Langenberg, who works with both systems, noted that when looking only at the proteins measured by both platforms, the gap in cis pQTLs narrows, with 87 percent of Olink assays detecting a cis pQTL versus 59 percent for SomaLogic assays. She suggested that this comparison was the more relevant one and should have been highlighted more prominently in the paper. Another consideration, she suggested, was the fact that while a higher proportion of Olink assays detected cis pQTLs, the SomaScan platform, with its larger assay library, still detected more cis pQTLs overall — 84 percent of 1,459 for Olink versus 38 percent of 4,907 for SomaLogic. SomaLogic's platform currently has assays to 7,000 proteins versus 3,000 for Olink. The two companies plan in the near future to expand their platforms to 10,000 and 4,500 proteins, respectively.

"If you start with 7,000 and you get 50 percent [pQTL hits], that is more than if you got 50 percent from 3,000," Langenberg said. "So that is a consideration. And [the Decode researchers] didn't really talk about that. They just talked about the relative number."

Langenberg agreed with Smythe that normalization of the SomaLogic data according to the company's recommendations improves cis pQTL detection. She cited comparisons her teams have done of their SomaScan data, which is normalized, with data from Decode, which is not normalized.

"Even though the Decode [dataset] is almost three times as big, we have cis pQTLs using the normalized data that they don't see," she said.

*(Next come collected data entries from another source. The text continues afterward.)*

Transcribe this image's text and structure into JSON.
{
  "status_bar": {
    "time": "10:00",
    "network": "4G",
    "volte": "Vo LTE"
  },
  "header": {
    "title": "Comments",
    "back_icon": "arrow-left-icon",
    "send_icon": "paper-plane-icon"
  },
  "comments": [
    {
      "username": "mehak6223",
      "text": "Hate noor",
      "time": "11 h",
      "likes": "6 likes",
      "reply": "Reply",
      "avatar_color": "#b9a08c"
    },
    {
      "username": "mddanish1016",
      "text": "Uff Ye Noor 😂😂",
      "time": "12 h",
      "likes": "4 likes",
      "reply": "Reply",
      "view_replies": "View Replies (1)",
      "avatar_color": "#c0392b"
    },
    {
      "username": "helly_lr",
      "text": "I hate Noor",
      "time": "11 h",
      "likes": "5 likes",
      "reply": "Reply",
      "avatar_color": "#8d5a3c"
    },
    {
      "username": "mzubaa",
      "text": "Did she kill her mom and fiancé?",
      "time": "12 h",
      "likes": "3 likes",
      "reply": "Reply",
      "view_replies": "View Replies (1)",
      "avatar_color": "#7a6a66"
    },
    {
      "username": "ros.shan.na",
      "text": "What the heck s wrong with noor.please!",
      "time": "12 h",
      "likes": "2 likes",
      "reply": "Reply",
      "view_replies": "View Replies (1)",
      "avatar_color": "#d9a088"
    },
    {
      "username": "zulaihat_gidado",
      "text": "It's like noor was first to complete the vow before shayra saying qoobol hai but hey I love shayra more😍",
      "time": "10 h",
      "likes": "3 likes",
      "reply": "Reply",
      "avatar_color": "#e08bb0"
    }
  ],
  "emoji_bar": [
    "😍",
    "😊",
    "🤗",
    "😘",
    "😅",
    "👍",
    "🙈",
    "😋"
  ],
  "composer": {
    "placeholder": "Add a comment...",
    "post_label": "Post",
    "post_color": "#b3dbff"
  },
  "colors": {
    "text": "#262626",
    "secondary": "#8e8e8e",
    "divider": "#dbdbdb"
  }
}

She said, however, that the need to normalize the SomaLogic data "is a headache," noting that it makes it difficult to compare results across platforms and, unless all labs are normalizing their data to compare results from SomaScan experiments that were performed by different groups.

"If you have an analysis where normalized data versus non-normalized data gives a very discordant set of results, that's not great," Langenberg said. "It makes cross-study comparison very difficult."

She said that her group has decided it will only report associations it sees in both normalized and non-normalized SomaScan data, "because otherwise how can you validate, how can you replicate?"

Beyond the scientific question, there is also the consideration of what, if any, impact the Decode paper could have on the two companies' stock prices. Both Olink and SomaLogic went public last year. Research notes from investment banks have been mixed, with SVB Leerink analyst Puneet Souda characterizing the paper as "pushing Olink ahead in the high-plex proteomics race," while Stifel analyst Daniel Arias was more skeptical of the Decode results, citing outside researchers who raised concerns similar to those of Smythe and Langenberg.

SomaLogic's shares fell more than 10 percent in the days following the release of the preprint on Feb. 20. In Tuesday morning trading on the Nasdaq, the shares were at $8.26, down 12 percent from $9.40, its closing price on the last day of trading before the paper was posted. Over that same period, Olink stock was up 9 percent from $15.74 to $17.09.